What is more, the reopening of the economy as the coronavirus pandemic recedes will boost net-lease fundamentals, especially for those in the retail arena. McGrath expects AFFO among the net-lease names she covers to grow, on average, 3.5% in 2021 and 5% in 2022.
"Even if rates continue to drift gradually higher, we believe that the AFFO and dividend growth stories should stack up favorably versus other REIT sectors," she said.
* U.S. hotels recorded all-time low figures for the year ended 2020, with occupancy and revenue per available room falling 33.3% and 47.5% to 44.0% and $45.48, respectively, and average daily rate sliding 21.3% to $103.25, the lowest figure in any year since 2011, according to STR. The data provider said the U.S. hotel industry exceeded 1 billion unsold room nights for the first time, eclipsing the 786 million unsold room nights during the great recession in 2009, making 2020 officially the worst year on record for the industry.

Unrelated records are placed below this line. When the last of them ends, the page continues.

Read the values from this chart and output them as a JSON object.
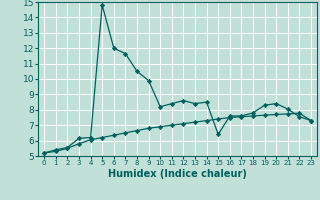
{
  "title": "",
  "xlabel": "Humidex (Indice chaleur)",
  "ylabel": "",
  "bg_color": "#c0e0d8",
  "grid_color": "#ffffff",
  "line_color": "#006060",
  "xlim": [
    -0.5,
    23.5
  ],
  "ylim": [
    5,
    15
  ],
  "xticks": [
    0,
    1,
    2,
    3,
    4,
    5,
    6,
    7,
    8,
    9,
    10,
    11,
    12,
    13,
    14,
    15,
    16,
    17,
    18,
    19,
    20,
    21,
    22,
    23
  ],
  "yticks": [
    5,
    6,
    7,
    8,
    9,
    10,
    11,
    12,
    13,
    14,
    15
  ],
  "series1_x": [
    0,
    1,
    2,
    3,
    4,
    5,
    6,
    7,
    8,
    9,
    10,
    11,
    12,
    13,
    14,
    15,
    16,
    17,
    18,
    19,
    20,
    21,
    22,
    23
  ],
  "series1_y": [
    5.2,
    5.4,
    5.55,
    6.15,
    6.2,
    14.8,
    12.0,
    11.65,
    10.5,
    9.9,
    8.2,
    8.4,
    8.6,
    8.4,
    8.5,
    6.4,
    7.6,
    7.6,
    7.8,
    8.3,
    8.4,
    8.05,
    7.55,
    7.3
  ],
  "series2_x": [
    0,
    1,
    2,
    3,
    4,
    5,
    6,
    7,
    8,
    9,
    10,
    11,
    12,
    13,
    14,
    15,
    16,
    17,
    18,
    19,
    20,
    21,
    22,
    23
  ],
  "series2_y": [
    5.2,
    5.3,
    5.5,
    5.8,
    6.05,
    6.2,
    6.35,
    6.5,
    6.65,
    6.8,
    6.9,
    7.0,
    7.1,
    7.2,
    7.3,
    7.4,
    7.5,
    7.55,
    7.6,
    7.65,
    7.7,
    7.73,
    7.78,
    7.3
  ],
  "marker": "D",
  "marker_size": 2.2,
  "line_width": 0.9,
  "xlabel_fontsize": 7,
  "xtick_fontsize": 5.0,
  "ytick_fontsize": 6.5
}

* Real Capital Analytics said commercial real estate is still priced attractively compared to other asset classes despite the challenging market, noting that industrial and multifamily were the leading property types for investment in 2020, as office took the back seat due to investor uncertainty around the near- and long-term future of the asset class.
Funds in 2020
* Private equity and real estate giant The Blackstone Group Inc. dominated nontraded REIT fundraising in 2020 by raising $7.78 billion of the total $10.8 billion, representing a 71.8% market share, according to investment banking firm Robert A. Stanger & Co. Inc. This compares to $11.88 billion raised by nontraded REIT sponsors in 2019.

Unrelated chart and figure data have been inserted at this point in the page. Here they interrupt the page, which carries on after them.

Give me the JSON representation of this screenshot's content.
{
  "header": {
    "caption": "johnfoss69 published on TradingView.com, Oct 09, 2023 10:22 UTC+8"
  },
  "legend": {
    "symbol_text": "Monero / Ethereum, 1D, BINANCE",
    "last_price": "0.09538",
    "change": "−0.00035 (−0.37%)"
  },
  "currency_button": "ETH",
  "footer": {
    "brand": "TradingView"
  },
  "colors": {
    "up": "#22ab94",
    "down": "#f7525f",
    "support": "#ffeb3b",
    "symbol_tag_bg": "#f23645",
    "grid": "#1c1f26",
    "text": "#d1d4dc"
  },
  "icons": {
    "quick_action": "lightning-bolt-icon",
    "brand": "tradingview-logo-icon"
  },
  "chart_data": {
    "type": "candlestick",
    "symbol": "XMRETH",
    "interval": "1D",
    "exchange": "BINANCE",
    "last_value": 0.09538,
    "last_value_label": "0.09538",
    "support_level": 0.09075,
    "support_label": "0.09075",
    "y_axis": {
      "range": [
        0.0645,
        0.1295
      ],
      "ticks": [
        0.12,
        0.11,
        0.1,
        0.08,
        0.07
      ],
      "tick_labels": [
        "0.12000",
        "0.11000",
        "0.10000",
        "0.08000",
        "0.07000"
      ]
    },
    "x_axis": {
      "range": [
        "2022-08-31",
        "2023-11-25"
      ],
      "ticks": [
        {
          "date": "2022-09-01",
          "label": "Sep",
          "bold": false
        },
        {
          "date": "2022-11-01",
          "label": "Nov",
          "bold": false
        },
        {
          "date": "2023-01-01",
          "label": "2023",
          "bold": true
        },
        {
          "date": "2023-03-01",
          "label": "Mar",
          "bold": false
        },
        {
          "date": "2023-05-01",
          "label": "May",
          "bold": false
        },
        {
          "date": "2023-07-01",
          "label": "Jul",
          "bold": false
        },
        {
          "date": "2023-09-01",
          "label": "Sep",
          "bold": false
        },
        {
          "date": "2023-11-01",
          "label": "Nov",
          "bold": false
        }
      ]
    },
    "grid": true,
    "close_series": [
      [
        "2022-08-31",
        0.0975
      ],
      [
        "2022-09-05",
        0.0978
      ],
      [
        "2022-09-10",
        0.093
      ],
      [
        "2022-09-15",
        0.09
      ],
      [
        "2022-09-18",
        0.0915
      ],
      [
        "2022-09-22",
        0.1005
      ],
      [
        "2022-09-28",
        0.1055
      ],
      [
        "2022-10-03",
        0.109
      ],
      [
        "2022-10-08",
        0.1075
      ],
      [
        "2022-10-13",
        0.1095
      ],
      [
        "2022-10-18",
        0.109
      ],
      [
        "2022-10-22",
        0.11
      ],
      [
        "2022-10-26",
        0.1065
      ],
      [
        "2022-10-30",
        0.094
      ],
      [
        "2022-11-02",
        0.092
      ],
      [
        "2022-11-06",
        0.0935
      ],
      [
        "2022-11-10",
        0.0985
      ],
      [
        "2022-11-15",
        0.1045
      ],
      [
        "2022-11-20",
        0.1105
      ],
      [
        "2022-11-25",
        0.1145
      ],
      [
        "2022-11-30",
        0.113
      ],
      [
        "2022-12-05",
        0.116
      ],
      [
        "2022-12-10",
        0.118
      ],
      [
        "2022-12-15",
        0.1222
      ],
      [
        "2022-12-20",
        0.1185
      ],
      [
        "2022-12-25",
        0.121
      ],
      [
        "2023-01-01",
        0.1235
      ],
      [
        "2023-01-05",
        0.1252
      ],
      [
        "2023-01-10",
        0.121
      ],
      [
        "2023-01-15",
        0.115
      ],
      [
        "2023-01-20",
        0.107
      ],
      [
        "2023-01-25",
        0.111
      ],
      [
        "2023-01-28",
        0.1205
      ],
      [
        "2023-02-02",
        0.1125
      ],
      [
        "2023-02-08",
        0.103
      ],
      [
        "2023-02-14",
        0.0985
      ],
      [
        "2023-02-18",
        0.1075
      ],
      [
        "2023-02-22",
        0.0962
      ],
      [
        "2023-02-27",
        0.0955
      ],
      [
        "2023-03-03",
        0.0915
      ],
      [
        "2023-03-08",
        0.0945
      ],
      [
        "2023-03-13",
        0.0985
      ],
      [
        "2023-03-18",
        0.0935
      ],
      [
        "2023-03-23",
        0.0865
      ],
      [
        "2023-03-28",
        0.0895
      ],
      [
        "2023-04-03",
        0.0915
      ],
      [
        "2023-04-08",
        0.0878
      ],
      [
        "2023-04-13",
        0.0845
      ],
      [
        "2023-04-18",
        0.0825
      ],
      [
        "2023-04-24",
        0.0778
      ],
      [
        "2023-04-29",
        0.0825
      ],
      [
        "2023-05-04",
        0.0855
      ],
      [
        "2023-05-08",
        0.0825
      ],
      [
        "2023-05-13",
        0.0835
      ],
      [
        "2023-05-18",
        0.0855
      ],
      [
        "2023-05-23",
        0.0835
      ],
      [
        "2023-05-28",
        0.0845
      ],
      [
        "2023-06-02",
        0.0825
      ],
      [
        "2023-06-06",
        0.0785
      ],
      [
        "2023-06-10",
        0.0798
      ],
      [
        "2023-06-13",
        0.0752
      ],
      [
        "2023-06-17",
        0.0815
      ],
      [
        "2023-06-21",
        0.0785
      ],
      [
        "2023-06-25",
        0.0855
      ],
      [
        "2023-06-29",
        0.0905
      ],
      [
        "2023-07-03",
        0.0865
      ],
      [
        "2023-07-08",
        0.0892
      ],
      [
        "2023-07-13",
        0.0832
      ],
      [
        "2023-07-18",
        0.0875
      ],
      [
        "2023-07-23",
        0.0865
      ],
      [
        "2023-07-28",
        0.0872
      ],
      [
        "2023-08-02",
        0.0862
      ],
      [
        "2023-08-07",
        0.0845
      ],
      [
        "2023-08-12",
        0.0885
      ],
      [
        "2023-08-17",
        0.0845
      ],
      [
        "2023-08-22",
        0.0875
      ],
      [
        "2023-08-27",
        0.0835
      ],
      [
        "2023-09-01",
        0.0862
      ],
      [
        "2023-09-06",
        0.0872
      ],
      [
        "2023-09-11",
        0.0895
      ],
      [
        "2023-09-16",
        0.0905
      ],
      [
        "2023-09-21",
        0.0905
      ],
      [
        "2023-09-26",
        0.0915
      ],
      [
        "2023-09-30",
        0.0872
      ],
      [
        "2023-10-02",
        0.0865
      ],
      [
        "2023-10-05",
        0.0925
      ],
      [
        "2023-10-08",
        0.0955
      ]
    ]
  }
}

* Hotel REIT Ashford Hospitality Trust Inc. said it was no longer in default of a $395.0 million loan it secured in 2018 that was backed by eight hotels.
Call for action
* Activist shareholder Land & Buildings Investment Management LLC called on Apartment Income REIT Corp. to refresh the majority of its board members and form a special board committee to review strategic alternatives for the REIT. In a letter addressed to Apartment Income's board, the shareholder claimed the company had failed to close the gap to NAV, even after spinning off from Apartment Investment & Management Co.

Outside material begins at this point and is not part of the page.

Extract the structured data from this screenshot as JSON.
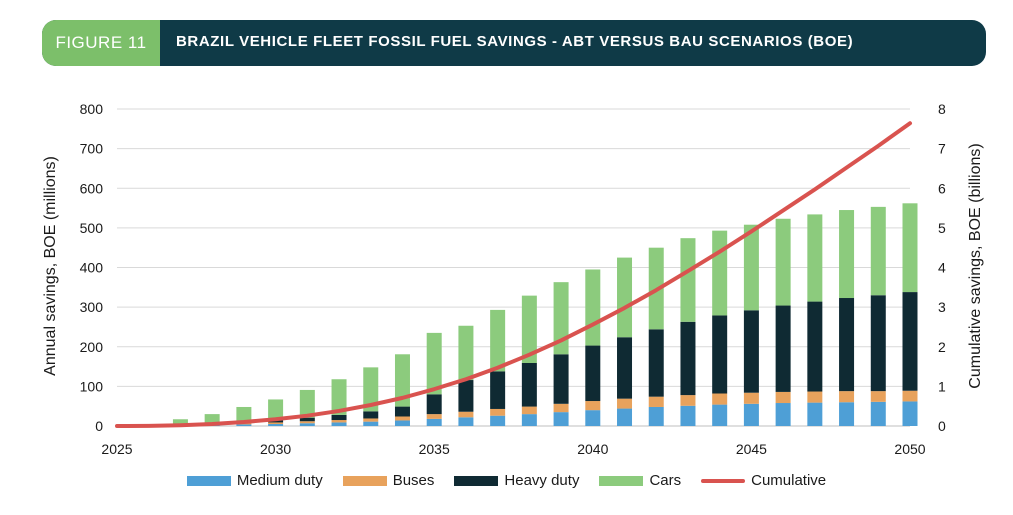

* Dream Finders Homes Inc. priced its IPO of 9.6 million class A common shares at $13.00 apiece. The Jacksonville, Fla.-based homebuilder expects gross proceeds of roughly $124.8 million from the offering. The company's shares are expected to begin trading on the Nasdaq Global Select Market under the ticker DFH on Jan. 21.
* Canada's Dream Industrial REIT disclosed more than C$465 million of property acquisitions across Canada, Europe and the U.S. The acquisitions comprise 20 already closed or about-to-be-closed assets totaling 2.9 million square feet of gross leasable area.
Around the world
* Marriott International Inc. said it is planning to open 100 hotel properties in the Asia-Pacific region in 2021. The hotelier plans numerous openings in China, including JW Marriott Shanghai Fengxian in Shanghai, expected to open in spring, and will debut the W Hotels brand in Osaka, Japan, among other openings.
* Blackstone secured regulatory competition approval from the Swedish Competition Authority to acquire a portfolio of 214 warehouses and logistics assets from Castellum AB for 18.1 billion Swedish kronor. The properties total approximately 1.3 million square meters and are 92% occupied.
* Aggregate Holdings SA is in talks with the shareholders of CA Immobilien Anlagen AG to make a takeover offer for the Austrian property company, Bloomberg News reported, citing people familiar with the matter. The real estate investor later confirmed it was contemplating a potential acquisition of a stake in CA Immobilien, potentially hinting at a rival offer to the one planned by Starwood Capital.
* Swedish real estate company Samhällsbyggnadsbolaget i Norden AB (publ) revised its takeover offer for Norwegian peer Entra ASA to 190 Norwegian kroner per share, topping Castellum's 185 kroner-per-share proposal. The offer reflects a 32.2% premium to Entra's closing share price as of Nov. 23, 2020.